連絡事項



 担任の芝木が、最近変質者が出ているから気を付けるように。そう話をするのを上の空で聞きながら、倉内は欠伸を噛み殺した。
 このHRが終われば放課後だから、陣内に会える。
(シバちゃん、話長すぎだから。何も話すことないなら、早く終われって)
 終われ終われ、早く終われ!倉内は心の中で念じながら、込み上げてくる眠気と格闘する。
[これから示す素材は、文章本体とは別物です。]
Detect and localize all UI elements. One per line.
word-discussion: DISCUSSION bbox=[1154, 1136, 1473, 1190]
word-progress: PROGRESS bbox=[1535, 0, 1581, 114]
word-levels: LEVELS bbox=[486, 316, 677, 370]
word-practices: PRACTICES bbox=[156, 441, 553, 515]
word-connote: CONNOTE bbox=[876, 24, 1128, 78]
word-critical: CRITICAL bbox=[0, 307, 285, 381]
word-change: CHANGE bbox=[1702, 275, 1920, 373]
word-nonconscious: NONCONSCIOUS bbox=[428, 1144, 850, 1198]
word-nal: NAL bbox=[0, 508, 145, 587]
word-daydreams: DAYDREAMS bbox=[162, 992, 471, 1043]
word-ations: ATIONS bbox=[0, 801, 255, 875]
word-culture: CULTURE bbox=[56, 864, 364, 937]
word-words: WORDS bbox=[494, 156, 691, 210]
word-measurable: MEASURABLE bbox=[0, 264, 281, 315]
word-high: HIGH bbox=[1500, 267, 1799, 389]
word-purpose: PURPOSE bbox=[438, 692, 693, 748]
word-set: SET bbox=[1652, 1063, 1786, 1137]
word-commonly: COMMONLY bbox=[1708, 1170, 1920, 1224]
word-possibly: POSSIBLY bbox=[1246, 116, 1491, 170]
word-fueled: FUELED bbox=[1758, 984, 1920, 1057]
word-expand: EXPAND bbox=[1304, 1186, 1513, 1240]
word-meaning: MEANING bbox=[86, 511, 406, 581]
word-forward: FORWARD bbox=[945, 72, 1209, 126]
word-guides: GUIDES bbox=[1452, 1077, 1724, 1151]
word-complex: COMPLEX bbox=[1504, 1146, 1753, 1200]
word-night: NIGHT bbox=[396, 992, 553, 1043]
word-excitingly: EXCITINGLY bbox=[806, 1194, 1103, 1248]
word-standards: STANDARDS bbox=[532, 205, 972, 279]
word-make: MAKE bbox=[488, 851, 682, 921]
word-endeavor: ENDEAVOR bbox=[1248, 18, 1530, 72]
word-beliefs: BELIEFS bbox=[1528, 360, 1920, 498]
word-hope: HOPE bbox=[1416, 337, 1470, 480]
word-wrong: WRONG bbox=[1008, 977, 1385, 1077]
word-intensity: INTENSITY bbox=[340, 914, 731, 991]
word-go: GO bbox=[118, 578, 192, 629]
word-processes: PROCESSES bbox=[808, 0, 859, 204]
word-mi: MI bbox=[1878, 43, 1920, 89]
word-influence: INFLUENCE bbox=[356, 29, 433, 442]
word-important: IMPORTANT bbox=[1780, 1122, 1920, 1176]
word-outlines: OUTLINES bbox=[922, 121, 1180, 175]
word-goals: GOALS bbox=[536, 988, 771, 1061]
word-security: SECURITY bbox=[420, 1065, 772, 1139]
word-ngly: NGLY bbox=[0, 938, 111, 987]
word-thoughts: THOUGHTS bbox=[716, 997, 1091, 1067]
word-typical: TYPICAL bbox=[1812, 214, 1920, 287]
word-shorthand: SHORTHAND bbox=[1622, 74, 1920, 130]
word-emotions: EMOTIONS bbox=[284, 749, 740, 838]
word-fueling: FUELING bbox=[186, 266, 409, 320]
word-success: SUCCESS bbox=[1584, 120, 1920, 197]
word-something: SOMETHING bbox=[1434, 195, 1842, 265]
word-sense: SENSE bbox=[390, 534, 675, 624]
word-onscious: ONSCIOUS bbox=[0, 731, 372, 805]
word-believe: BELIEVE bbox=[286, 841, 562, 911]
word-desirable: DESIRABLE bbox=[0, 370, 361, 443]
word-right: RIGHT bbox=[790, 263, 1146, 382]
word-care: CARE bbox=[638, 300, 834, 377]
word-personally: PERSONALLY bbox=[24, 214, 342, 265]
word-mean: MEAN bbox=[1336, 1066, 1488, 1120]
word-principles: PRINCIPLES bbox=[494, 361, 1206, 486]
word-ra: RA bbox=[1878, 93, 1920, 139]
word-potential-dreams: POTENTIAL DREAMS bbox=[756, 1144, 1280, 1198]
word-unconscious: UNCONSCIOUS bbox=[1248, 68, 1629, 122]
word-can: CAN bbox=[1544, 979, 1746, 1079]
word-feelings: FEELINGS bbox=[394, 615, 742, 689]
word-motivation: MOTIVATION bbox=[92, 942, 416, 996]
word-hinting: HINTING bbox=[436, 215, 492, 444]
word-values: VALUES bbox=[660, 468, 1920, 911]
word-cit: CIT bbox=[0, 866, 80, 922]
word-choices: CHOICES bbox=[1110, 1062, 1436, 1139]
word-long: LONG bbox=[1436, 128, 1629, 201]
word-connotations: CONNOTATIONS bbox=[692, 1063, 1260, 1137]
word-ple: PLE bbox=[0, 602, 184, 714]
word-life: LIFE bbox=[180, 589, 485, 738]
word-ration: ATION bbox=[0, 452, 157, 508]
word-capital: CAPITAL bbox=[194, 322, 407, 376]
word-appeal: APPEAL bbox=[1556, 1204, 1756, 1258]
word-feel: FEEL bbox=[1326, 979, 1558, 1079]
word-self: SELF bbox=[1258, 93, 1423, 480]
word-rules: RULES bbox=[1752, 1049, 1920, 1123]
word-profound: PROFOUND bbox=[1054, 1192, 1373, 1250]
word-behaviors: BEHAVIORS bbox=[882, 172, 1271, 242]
(大体、シバちゃんの話はつまらない…。単純だから扱いやすくて、そこは好きだけど)
 担任が聞いたらひどくショックを受けそうなことを平然と考えていると、偶然目が合ってしまった。
「倉内!ちゃんと先生の話聞いてるか?お前も帰る時、ちゃんと気を付けろよ」
「………」
(女扱いは、やめてっていつも言ってるのに!)
 どうも芝木は、自分のことをそういう目線で見ている気がしてならないのだ。苛ついて倉内は眉を寄せると、ふいと芝木から視線を逸らした。号令に立ち上がり、鞄を掴むと我先に教室を飛び出す。走るのは得意だから、図書室までは、すぐだ。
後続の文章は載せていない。